Billy quietly groaned to himself. Too much talking, not enough digging. But he knew Jeb, and he knew there wasn’t gonna be any diggin’ until Jeb got his piece of mind or Billy gave him a piece of his. Either way, the digging would take forever.
“Do you love her more as a sibling then, Jeb?” Billy asked with genuine interest as he continued digging into the earth.
“No, no!” Jeb coughed. “’Course not!”
“Do you show her that you only love her within the idea that the two of you are siblings?”
“Well,” Jeb said whilst trying to wrap his head around the slightly strange way Billy had worded that question. “No, I guess not.”
“Similar question now Jeb,” Billy said with a hint of annoyance. “Has she done that?”
“Nah,” Jeb said. “No, she hasn’t. Fact, she’s been awfully over-affectionate.”
“Then there you have it!” Billy said, hitting the ground with some extra elbow grease on that last word. “She loves you because she loves you.”
Jeb chuckled to himself and curiously twirled the shovel in his hands.
“Love is a crazy, confusing thing, Billy.”
“Indeed it is, Jebediah.”
The two men returned to their work like brothers in arms. It didn’t take long for them to strike what they were looking for. Billy laughed a little to himself; he always forgot it takes less time than he expects it to take.

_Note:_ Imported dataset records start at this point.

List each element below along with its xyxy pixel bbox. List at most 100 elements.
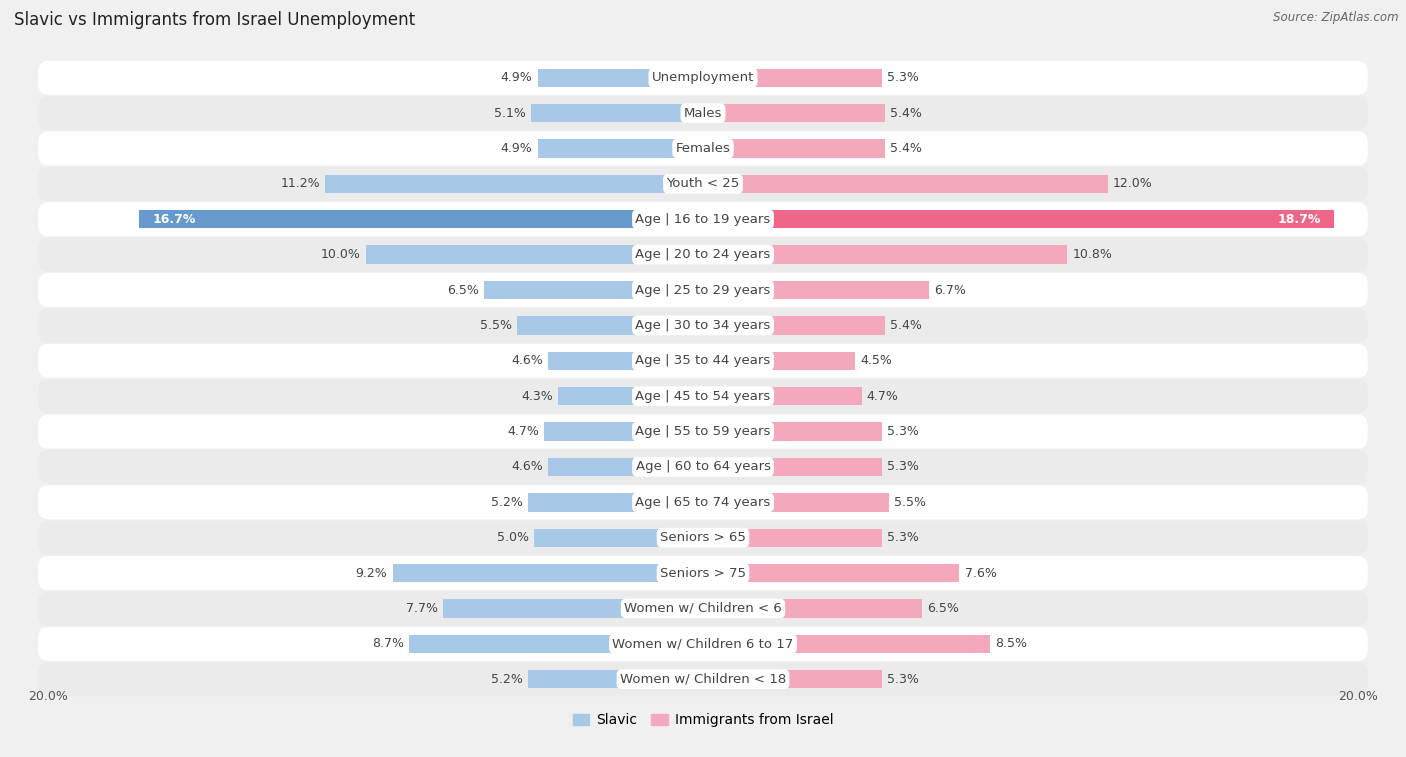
Bar bbox=[558, 387, 703, 406]
FancyBboxPatch shape bbox=[38, 132, 1368, 166]
Bar bbox=[703, 634, 990, 653]
Text: 9.2%: 9.2% bbox=[356, 566, 388, 580]
Text: Source: ZipAtlas.com: Source: ZipAtlas.com bbox=[1274, 11, 1399, 24]
Text: 4.7%: 4.7% bbox=[866, 390, 898, 403]
Bar bbox=[531, 104, 703, 123]
FancyBboxPatch shape bbox=[38, 415, 1368, 449]
Bar bbox=[484, 281, 703, 299]
FancyBboxPatch shape bbox=[38, 627, 1368, 661]
Text: Females: Females bbox=[675, 142, 731, 155]
Legend: Slavic, Immigrants from Israel: Slavic, Immigrants from Israel bbox=[567, 708, 839, 733]
Text: 6.5%: 6.5% bbox=[447, 284, 478, 297]
Text: Youth < 25: Youth < 25 bbox=[666, 177, 740, 191]
Text: Age | 45 to 54 years: Age | 45 to 54 years bbox=[636, 390, 770, 403]
Text: 5.4%: 5.4% bbox=[890, 319, 922, 332]
Text: 18.7%: 18.7% bbox=[1277, 213, 1320, 226]
Bar bbox=[703, 139, 886, 157]
Bar bbox=[548, 458, 703, 476]
FancyBboxPatch shape bbox=[38, 61, 1368, 95]
Bar bbox=[703, 493, 889, 512]
Bar bbox=[703, 245, 1067, 264]
Text: 4.5%: 4.5% bbox=[860, 354, 891, 367]
Text: Age | 20 to 24 years: Age | 20 to 24 years bbox=[636, 248, 770, 261]
Text: 5.0%: 5.0% bbox=[498, 531, 529, 544]
Bar bbox=[703, 422, 882, 441]
Bar bbox=[703, 281, 929, 299]
Text: Seniors > 65: Seniors > 65 bbox=[659, 531, 747, 544]
Text: 5.4%: 5.4% bbox=[890, 107, 922, 120]
Bar bbox=[409, 634, 703, 653]
Text: 7.6%: 7.6% bbox=[965, 566, 997, 580]
Text: 5.5%: 5.5% bbox=[481, 319, 512, 332]
Text: 5.5%: 5.5% bbox=[894, 496, 925, 509]
Text: Age | 25 to 29 years: Age | 25 to 29 years bbox=[636, 284, 770, 297]
FancyBboxPatch shape bbox=[38, 202, 1368, 236]
Bar bbox=[366, 245, 703, 264]
Bar bbox=[703, 69, 882, 87]
Bar bbox=[443, 600, 703, 618]
Bar bbox=[703, 104, 886, 123]
Text: 7.7%: 7.7% bbox=[406, 602, 439, 615]
Bar bbox=[517, 316, 703, 335]
Bar bbox=[703, 175, 1108, 193]
FancyBboxPatch shape bbox=[38, 556, 1368, 590]
Bar bbox=[548, 351, 703, 370]
Text: 4.9%: 4.9% bbox=[501, 142, 533, 155]
Text: Age | 60 to 64 years: Age | 60 to 64 years bbox=[636, 460, 770, 473]
Text: Women w/ Children 6 to 17: Women w/ Children 6 to 17 bbox=[613, 637, 793, 650]
Bar bbox=[703, 528, 882, 547]
Text: 5.1%: 5.1% bbox=[494, 107, 526, 120]
FancyBboxPatch shape bbox=[38, 273, 1368, 307]
Text: 8.5%: 8.5% bbox=[995, 637, 1026, 650]
Text: 12.0%: 12.0% bbox=[1114, 177, 1153, 191]
Text: Age | 65 to 74 years: Age | 65 to 74 years bbox=[636, 496, 770, 509]
Text: 4.6%: 4.6% bbox=[510, 460, 543, 473]
FancyBboxPatch shape bbox=[38, 379, 1368, 413]
Text: Slavic vs Immigrants from Israel Unemployment: Slavic vs Immigrants from Israel Unemplo… bbox=[14, 11, 415, 30]
Bar bbox=[392, 564, 703, 582]
Bar bbox=[703, 564, 959, 582]
Text: 8.7%: 8.7% bbox=[373, 637, 405, 650]
FancyBboxPatch shape bbox=[38, 662, 1368, 696]
FancyBboxPatch shape bbox=[38, 344, 1368, 378]
Bar bbox=[537, 69, 703, 87]
Text: Women w/ Children < 6: Women w/ Children < 6 bbox=[624, 602, 782, 615]
Bar bbox=[703, 210, 1334, 229]
Text: 4.7%: 4.7% bbox=[508, 425, 540, 438]
Text: Age | 16 to 19 years: Age | 16 to 19 years bbox=[636, 213, 770, 226]
Text: 6.7%: 6.7% bbox=[934, 284, 966, 297]
FancyBboxPatch shape bbox=[38, 591, 1368, 625]
Text: Males: Males bbox=[683, 107, 723, 120]
Text: 4.3%: 4.3% bbox=[522, 390, 553, 403]
Text: 4.6%: 4.6% bbox=[510, 354, 543, 367]
Text: 5.3%: 5.3% bbox=[887, 673, 918, 686]
Text: Women w/ Children < 18: Women w/ Children < 18 bbox=[620, 673, 786, 686]
Text: 20.0%: 20.0% bbox=[28, 690, 67, 703]
FancyBboxPatch shape bbox=[38, 96, 1368, 130]
Text: Age | 55 to 59 years: Age | 55 to 59 years bbox=[636, 425, 770, 438]
Text: Unemployment: Unemployment bbox=[652, 71, 754, 84]
Bar bbox=[139, 210, 703, 229]
FancyBboxPatch shape bbox=[38, 521, 1368, 555]
Text: Age | 35 to 44 years: Age | 35 to 44 years bbox=[636, 354, 770, 367]
Text: 5.3%: 5.3% bbox=[887, 71, 918, 84]
Bar bbox=[325, 175, 703, 193]
Bar bbox=[703, 600, 922, 618]
Text: 10.8%: 10.8% bbox=[1073, 248, 1112, 261]
Text: 5.2%: 5.2% bbox=[491, 673, 523, 686]
Bar bbox=[703, 387, 862, 406]
Text: Age | 30 to 34 years: Age | 30 to 34 years bbox=[636, 319, 770, 332]
Bar bbox=[703, 316, 886, 335]
Text: 4.9%: 4.9% bbox=[501, 71, 533, 84]
Text: 10.0%: 10.0% bbox=[321, 248, 360, 261]
FancyBboxPatch shape bbox=[38, 238, 1368, 272]
Text: 20.0%: 20.0% bbox=[1339, 690, 1378, 703]
Bar bbox=[703, 458, 882, 476]
Text: 16.7%: 16.7% bbox=[153, 213, 197, 226]
Bar bbox=[537, 139, 703, 157]
FancyBboxPatch shape bbox=[38, 167, 1368, 201]
Text: 11.2%: 11.2% bbox=[280, 177, 321, 191]
Bar bbox=[534, 528, 703, 547]
Text: 5.3%: 5.3% bbox=[887, 425, 918, 438]
FancyBboxPatch shape bbox=[38, 308, 1368, 342]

“This is always the hardest part for me.” Jeb sighed.
“It’s a hard way of living.” Billy replied. “May the Devil damn us.”
He threw the shovel up out of the sizeable hole they’d dug and listened to it crash into the ground. Jeb looked back up at the stars as Billy started to break open the coffin. He found so much solace in the nighttime sky–about as much solace as he got in Ella-Mae’s arms. The box was open now, but Jeb didn’t care. He didn’t care about much else at the moment except for Ella-Mae.
“Ah, pixie dust.” Billy muttered to himself as he plucked a rusted locket from the corpse.
Jeb felt his eyes become wet.
“I hope to be the man I need to be for her, Billy.”
“God forgive you then. Let the Devil damn me, old friend.”